Panaji, Dec 19: In an endorsement of the Narendra Modi-led government, RSS chief Mohan Bhagwat on Friday, Dec 19 said the world's expectations from the country are growing and it is because of the "change in power" at the Centre.
"This is the right time for the country. The expectations of the world from the country are growing. We feel that the country has now started working towards making everyone capable of fulfilling these expectations," Bhagwat told a gathering at the inauguration of 40th convention of social service organisation Giants International. [RSS chief Mohan Bhagwat ducks queries on reconversion]
This change in the country is happening "because there is a change in power," he said during his 50-minute speech.
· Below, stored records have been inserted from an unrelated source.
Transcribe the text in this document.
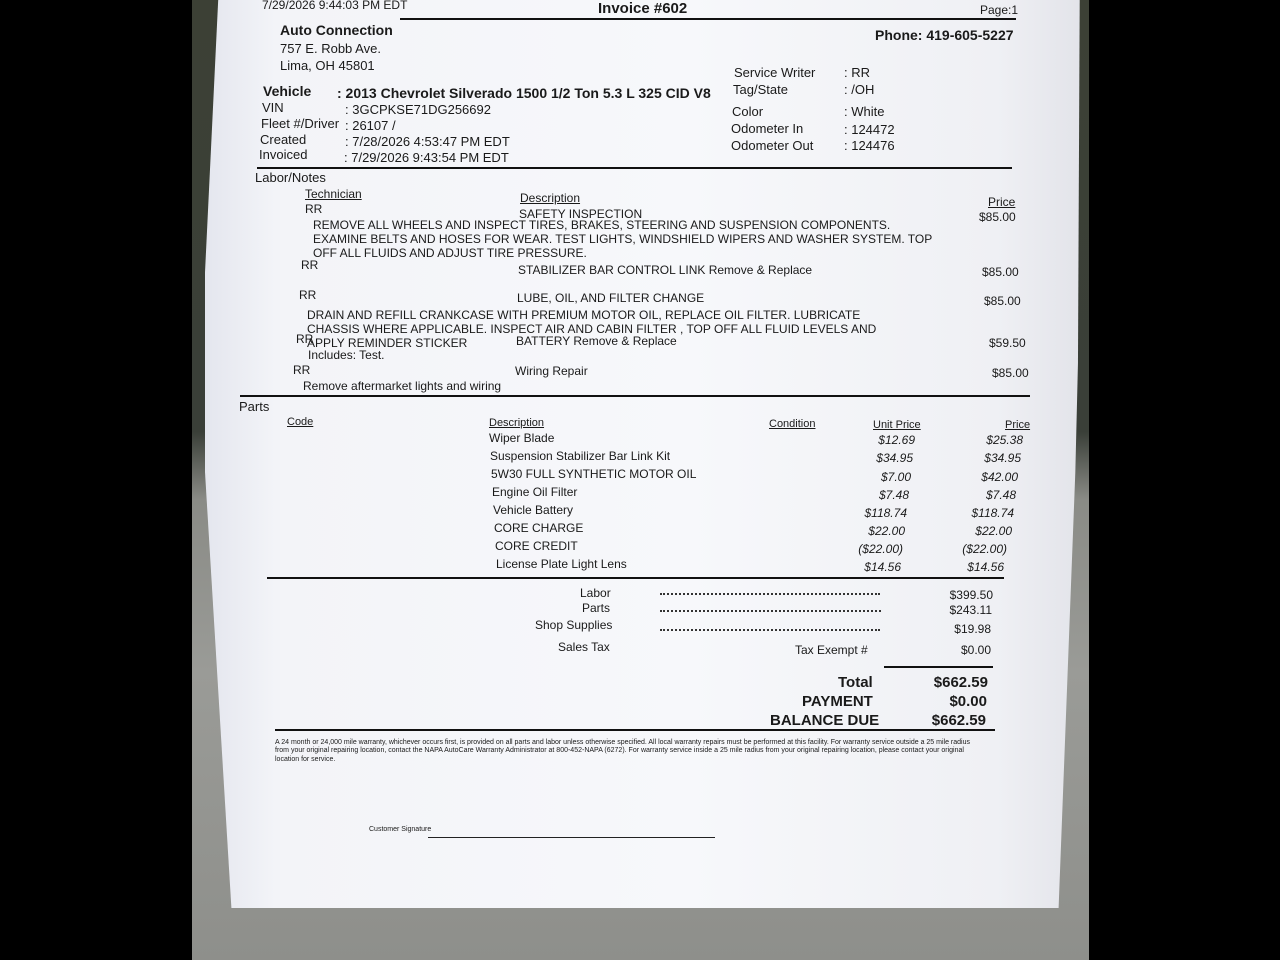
7/29/2026 9:44:03 PM EDT	Invoice #602	Page:1
Auto Connection
757 E. Robb Ave.
Lima, OH 45801
Phone: 419-605-5227
Vehicle : 2013 Chevrolet Silverado 1500 1/2 Ton 5.3 L 325 CID V8
VIN	: 3GCPKSE71DG256692
Fleet #/Driver : 26107 /
Created	: 7/28/2026 4:53:47 PM EDT
Invoiced	: 7/29/2026 9:43:54 PM EDT
Service Writer : RR
Tag/State	: /OH
Color	: White
Odometer In	: 124472
Odometer Out : 124476
Labor/Notes
Technician	Description	Price
RR	SAFETY INSPECTION	$85.00
REMOVE ALL WHEELS AND INSPECT TIRES, BRAKES, STEERING AND SUSPENSION COMPONENTS. EXAMINE BELTS AND HOSES FOR WEAR. TEST LIGHTS, WINDSHIELD WIPERS AND WASHER SYSTEM. TOP OFF ALL FLUIDS AND ADJUST TIRE PRESSURE.
RR	STABILIZER BAR CONTROL LINK Remove & Replace	$85.00
RR	LUBE, OIL, AND FILTER CHANGE	$85.00
DRAIN AND REFILL CRANKCASE WITH PREMIUM MOTOR OIL, REPLACE OIL FILTER. LUBRICATE CHASSIS WHERE APPLICABLE. INSPECT AIR AND CABIN FILTER , TOP OFF ALL FLUID LEVELS AND APPLY REMINDER STICKER
RR	BATTERY Remove & Replace	$59.50
Includes: Test.
RR	Wiring Repair	$85.00
Remove aftermarket lights and wiring
Parts
Code	Description	Condition	Unit Price	Price
Wiper Blade	$12.69	$25.38
Suspension Stabilizer Bar Link Kit	$34.95	$34.95
5W30 FULL SYNTHETIC MOTOR OIL	$7.00	$42.00
Engine Oil Filter	$7.48	$7.48
Vehicle Battery	$118.74	$118.74
CORE CHARGE	$22.00	$22.00
CORE CREDIT	($22.00)	($22.00)
License Plate Light Lens	$14.56	$14.56
Labor	$399.50
Parts	$243.11
Shop Supplies	$19.98
Sales Tax	Tax Exempt #	$0.00
Total	$662.59
PAYMENT	$0.00
BALANCE DUE	$662.59
A 24 month or 24,000 mile warranty, whichever occurs first, is provided on all parts and labor unless otherwise specified. All local warranty repairs must be performed at this facility. For warranty service outside a 25 mile radius from your original repairing location, contact the NAPA AutoCare Warranty Administrator at 800-452-NAPA (6272). For warranty service inside a 25 mile radius from your original repairing location, please contact your original location for service.
Customer Signature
"The way people in power are working now, makes the change. But that is not enough. If you want to make the country more successful, then the entire society has to rise to the occasion. Only if that happens, the achievements of government can be fruitful," he said.
"The society should contribute for others and the nation. Good leaders or noble political set up in the governance are useless if the society is selfish," he said, adding, this is not the first time that such political change has happened.
"The political changes in the past were rendered useless. There was a fault from this side (society) and also the other side (government)," he said.
"The ultimate change is possible only when people see examples and imitate them. People believe in what they see," he said.
Giving an example of nation's unity during Kargil war, Bhagwat said the victory at Kargil was of the entire nation.
"Though Pakistani forces were at a higher altitude, still we won the war. We won Kargil because the entire country was supporting the forces. Right from a beggar on the street to the biggest person, stood with the forces fighting on the borders," he said.
"It is up to us to create an environment conducive for the progress of the nation," he said.
Bhagwat, who is on a day-long visit here, however, refused to take a question on anti-conversion law.
"I have been asked by the organisers not to speak," he said, rushing out of the venue.